Stando alle note di regia, Nina sarebbe “una persona in grado di sopportare sofferenze e incanalare quel dolore nelle scelte e ambizioni della sua vita. Nonostante questo, resta con i piedi per terra e ben separata dal resto del mondo. Con ‘epico’ non intendo lo stile narrativo, ma la vasta portata della vita e dell’esistenza di un individuo […] Nina vive la vita austera di un medico, rischiando la propria serenità per fornire aborti illegali a chi ne ha bisogno. Incontra le donne nei loro momenti più intimi, in preda a un travaglio straziante quando stanno per diventare madri o durante aborti dolorosi e clandestini di nascosto dalla famiglia. Nina è un personaggio che ama universalmente ma non ama nessuno in particolare. Possiede un’empatia sconfinata ma fa fatica a stabilire legami personali. Spinta unicamente dalla propria missione, non desidera e non ha bisogno di nulla per sé. Alla fine si ritrova però incapace di contribuire a un vero cambiamento”.
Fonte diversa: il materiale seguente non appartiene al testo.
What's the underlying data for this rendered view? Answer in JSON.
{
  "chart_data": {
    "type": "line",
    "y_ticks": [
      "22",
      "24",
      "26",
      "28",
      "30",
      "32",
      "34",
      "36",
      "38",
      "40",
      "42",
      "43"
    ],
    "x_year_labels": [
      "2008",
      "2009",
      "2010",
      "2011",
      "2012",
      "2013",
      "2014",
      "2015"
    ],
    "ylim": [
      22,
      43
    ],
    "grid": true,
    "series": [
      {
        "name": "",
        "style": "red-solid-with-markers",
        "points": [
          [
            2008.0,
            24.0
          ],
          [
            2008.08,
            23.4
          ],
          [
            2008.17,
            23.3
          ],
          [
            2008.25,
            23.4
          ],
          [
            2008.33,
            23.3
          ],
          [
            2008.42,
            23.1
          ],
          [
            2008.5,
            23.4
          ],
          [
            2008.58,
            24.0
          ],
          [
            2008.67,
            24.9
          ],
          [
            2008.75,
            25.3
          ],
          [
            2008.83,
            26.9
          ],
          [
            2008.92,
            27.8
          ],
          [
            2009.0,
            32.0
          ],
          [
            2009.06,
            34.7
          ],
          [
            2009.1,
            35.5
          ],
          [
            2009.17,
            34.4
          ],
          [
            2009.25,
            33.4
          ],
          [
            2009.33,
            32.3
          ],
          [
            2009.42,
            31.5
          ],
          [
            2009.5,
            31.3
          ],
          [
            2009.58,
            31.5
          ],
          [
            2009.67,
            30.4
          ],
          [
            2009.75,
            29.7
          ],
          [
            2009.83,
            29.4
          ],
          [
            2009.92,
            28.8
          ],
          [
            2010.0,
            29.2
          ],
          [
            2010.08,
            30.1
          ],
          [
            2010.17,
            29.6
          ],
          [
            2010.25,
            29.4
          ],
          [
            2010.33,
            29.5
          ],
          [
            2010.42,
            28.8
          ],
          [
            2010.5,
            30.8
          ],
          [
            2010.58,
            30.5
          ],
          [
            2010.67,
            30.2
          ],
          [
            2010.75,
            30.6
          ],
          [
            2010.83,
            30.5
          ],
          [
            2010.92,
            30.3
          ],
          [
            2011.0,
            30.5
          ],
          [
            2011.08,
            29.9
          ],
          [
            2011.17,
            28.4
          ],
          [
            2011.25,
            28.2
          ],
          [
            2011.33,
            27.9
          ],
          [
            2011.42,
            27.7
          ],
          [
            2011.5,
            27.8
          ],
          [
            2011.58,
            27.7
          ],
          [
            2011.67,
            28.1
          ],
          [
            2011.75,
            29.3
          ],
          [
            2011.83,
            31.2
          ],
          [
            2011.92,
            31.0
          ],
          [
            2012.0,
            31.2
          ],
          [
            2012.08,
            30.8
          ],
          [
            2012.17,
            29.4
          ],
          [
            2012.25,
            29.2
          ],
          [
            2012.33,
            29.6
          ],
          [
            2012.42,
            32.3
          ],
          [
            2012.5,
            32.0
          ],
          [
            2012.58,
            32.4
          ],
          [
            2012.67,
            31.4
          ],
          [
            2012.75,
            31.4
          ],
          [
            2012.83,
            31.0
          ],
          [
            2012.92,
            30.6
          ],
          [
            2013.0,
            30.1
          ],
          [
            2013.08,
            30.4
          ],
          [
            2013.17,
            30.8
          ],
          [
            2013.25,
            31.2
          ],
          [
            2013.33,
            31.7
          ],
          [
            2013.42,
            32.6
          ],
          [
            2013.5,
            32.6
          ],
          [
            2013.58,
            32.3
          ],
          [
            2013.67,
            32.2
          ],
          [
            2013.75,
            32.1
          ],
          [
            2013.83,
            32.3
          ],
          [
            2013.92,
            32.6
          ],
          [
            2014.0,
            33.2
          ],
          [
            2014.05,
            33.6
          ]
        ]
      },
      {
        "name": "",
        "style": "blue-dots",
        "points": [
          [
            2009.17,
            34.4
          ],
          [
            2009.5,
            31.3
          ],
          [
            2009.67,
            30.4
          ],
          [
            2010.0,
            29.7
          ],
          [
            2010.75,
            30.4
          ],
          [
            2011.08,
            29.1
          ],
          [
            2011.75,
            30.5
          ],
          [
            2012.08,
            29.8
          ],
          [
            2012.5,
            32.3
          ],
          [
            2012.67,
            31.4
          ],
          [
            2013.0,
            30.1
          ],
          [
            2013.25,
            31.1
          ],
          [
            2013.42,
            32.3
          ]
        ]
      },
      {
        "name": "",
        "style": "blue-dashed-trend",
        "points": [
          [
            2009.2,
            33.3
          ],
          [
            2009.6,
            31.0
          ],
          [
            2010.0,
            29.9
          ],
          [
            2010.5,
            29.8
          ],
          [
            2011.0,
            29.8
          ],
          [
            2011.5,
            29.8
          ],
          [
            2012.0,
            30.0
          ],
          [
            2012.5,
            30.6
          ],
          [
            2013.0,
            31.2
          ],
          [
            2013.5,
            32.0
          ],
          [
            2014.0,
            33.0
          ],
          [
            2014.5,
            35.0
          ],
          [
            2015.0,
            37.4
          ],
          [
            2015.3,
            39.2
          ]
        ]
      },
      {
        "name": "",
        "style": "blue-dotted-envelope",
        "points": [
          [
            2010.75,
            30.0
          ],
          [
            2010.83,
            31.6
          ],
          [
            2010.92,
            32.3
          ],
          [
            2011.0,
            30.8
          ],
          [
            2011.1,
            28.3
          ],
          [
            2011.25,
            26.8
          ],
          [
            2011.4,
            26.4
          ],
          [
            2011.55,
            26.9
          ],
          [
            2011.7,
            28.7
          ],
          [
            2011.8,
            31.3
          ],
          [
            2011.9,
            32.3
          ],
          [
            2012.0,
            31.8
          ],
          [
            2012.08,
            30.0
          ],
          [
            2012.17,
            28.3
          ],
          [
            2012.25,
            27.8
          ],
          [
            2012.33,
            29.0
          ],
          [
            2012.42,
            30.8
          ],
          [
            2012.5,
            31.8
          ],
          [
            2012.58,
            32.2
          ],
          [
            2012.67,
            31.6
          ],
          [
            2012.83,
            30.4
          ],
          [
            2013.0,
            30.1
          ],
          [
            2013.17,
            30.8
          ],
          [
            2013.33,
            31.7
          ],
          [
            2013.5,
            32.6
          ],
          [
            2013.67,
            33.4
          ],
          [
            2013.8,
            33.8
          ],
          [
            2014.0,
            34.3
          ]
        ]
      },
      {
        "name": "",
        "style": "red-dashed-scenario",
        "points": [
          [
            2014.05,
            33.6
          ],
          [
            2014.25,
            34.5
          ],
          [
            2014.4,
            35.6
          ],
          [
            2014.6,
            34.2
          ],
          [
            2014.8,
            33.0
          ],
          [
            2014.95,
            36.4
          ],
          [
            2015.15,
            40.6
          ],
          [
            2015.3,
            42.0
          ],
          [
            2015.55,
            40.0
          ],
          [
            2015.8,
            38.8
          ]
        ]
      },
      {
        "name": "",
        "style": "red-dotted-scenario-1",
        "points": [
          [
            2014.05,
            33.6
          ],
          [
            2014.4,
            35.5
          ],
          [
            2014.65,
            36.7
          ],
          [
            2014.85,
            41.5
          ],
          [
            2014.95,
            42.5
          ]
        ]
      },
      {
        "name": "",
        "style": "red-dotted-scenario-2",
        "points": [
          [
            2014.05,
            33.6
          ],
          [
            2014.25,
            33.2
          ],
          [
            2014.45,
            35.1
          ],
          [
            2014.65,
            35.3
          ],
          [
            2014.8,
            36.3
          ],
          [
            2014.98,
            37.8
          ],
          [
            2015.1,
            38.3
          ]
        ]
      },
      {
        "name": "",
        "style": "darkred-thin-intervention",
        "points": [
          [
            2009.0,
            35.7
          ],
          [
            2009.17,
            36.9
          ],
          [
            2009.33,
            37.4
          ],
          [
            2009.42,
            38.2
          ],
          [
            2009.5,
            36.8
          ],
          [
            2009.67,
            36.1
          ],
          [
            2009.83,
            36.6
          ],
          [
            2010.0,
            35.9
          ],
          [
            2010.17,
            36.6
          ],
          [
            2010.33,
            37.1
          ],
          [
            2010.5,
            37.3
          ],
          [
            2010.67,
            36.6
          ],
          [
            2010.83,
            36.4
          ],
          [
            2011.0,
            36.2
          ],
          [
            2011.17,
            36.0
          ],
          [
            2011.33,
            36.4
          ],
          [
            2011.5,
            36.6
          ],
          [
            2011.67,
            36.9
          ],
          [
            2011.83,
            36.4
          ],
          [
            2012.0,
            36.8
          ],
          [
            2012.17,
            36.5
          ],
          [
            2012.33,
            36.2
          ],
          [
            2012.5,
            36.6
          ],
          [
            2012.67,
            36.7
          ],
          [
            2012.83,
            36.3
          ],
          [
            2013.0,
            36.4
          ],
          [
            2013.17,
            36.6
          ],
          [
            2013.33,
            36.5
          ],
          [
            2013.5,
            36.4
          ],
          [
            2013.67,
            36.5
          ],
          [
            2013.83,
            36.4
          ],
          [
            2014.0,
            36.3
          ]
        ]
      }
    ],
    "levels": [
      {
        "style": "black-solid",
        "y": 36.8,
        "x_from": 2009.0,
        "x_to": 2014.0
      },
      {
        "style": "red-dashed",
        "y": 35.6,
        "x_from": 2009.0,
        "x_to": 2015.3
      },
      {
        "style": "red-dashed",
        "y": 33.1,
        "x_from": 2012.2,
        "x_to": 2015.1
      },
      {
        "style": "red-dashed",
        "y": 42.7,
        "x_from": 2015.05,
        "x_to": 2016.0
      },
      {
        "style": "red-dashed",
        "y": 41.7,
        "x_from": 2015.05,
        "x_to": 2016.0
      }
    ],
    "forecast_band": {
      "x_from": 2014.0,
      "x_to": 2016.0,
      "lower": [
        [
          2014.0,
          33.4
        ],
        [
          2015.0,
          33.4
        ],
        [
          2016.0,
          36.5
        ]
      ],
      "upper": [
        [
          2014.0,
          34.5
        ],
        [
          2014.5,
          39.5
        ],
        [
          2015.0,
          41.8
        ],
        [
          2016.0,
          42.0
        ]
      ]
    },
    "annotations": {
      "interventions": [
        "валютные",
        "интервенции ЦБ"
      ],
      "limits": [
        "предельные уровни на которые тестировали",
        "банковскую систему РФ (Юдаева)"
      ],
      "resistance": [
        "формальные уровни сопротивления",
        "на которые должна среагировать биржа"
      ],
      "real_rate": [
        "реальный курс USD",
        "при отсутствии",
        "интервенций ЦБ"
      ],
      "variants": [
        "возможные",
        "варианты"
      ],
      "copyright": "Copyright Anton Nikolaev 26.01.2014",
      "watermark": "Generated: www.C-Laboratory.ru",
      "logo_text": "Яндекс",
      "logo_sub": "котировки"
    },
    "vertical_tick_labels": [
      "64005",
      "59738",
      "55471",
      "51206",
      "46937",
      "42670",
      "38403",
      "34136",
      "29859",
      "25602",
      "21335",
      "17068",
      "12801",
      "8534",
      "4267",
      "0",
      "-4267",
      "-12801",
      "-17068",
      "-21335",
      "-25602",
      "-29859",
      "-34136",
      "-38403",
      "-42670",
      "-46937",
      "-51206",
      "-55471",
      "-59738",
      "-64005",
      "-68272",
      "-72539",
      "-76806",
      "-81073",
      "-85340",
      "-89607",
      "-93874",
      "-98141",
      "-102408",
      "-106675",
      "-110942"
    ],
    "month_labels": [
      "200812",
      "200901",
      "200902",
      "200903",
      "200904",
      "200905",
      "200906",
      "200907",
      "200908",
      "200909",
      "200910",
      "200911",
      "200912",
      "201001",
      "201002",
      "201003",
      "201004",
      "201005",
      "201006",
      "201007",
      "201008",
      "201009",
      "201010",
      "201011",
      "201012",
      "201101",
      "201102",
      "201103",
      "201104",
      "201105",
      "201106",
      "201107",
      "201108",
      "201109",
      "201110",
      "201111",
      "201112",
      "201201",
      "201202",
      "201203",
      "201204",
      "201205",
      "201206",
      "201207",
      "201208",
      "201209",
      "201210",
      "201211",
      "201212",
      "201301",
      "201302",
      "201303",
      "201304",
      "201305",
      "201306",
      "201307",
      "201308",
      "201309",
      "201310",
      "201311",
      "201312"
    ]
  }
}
Purtroppo, non solo Nina si ritrova alla fine incapace di contribuire a un vero cambiamento, ma anche April, nelle sue 2 ore e 15 minuti di durata, si ritrova discontinuo, incoerente, con una sceneggiatura qui e lì improbabile, di una lentezza esasperata e di una freddezza che rende ben difficile percepire l’”empatia sconfinata” della protagonista. Come in Beginning, Kulumbegashvili opta spesso per long take e inquadrature statiche (in scene di una lunghezza estenuante), spostando il focus su una prospettiva eccentrica e straniante quando si tratta di mostrare le visite ginecologiche o l’aborto clandestino (il “travaglio straziante” di cui sopra), ma in compenso riportando l’obiettivo sul centro della scena al momento dei parti, con tutto il naturalismo potenzialmente disturbante del caso. Il parto culminato nella morte tragica del neonato, d’altronde, pare una specie di ‘aborto involontario’ praticato da Nina, una crudelissima ironia della sorte che troverà una concreta materializzazione nella mostruosa figura fetale di dimensioni ‘adulte’, perno di una serie di momenti onirici-orrifici (forse le ‘visioni’ di una Nina in preda al senso di colpa durante la sua crisi etico-professionale?) intrecciati con l’elemento del fango legato a un ricordo traumatico dell’infanzia della protagonista, a suo tempo incapace di aiutare la sorella in pericolo di annegamento in una palude. Probabilmente tali momenti, che qui e lì sfiorano il ridicolo involontario, sono parte di quell’‘epica’ il cui respiro la regista intendeva fornire al film, ma è difficile affermare che ci sia riuscita. Così come i (rari) momenti in cui lo schermo si mette in moto, in primis al di là del parabrezza della macchina che porta Nina verso i monti del Caucaso, nonostante la suggestività e la bellezza della natura che vediamo in questi excursus, appaiono poco amalgamati al contesto generale e deprivati di una funzione intelligibile per lo spettatore medio. Così, una riflessione potenzialmente molto interessante sul rapporto tra femminilità e maternità, vita incipiente e vita consegnata alla morte prima ancora di iniziare rimane, purtroppo, un’occasione sprecata che non mantiene le promesse di Beginning.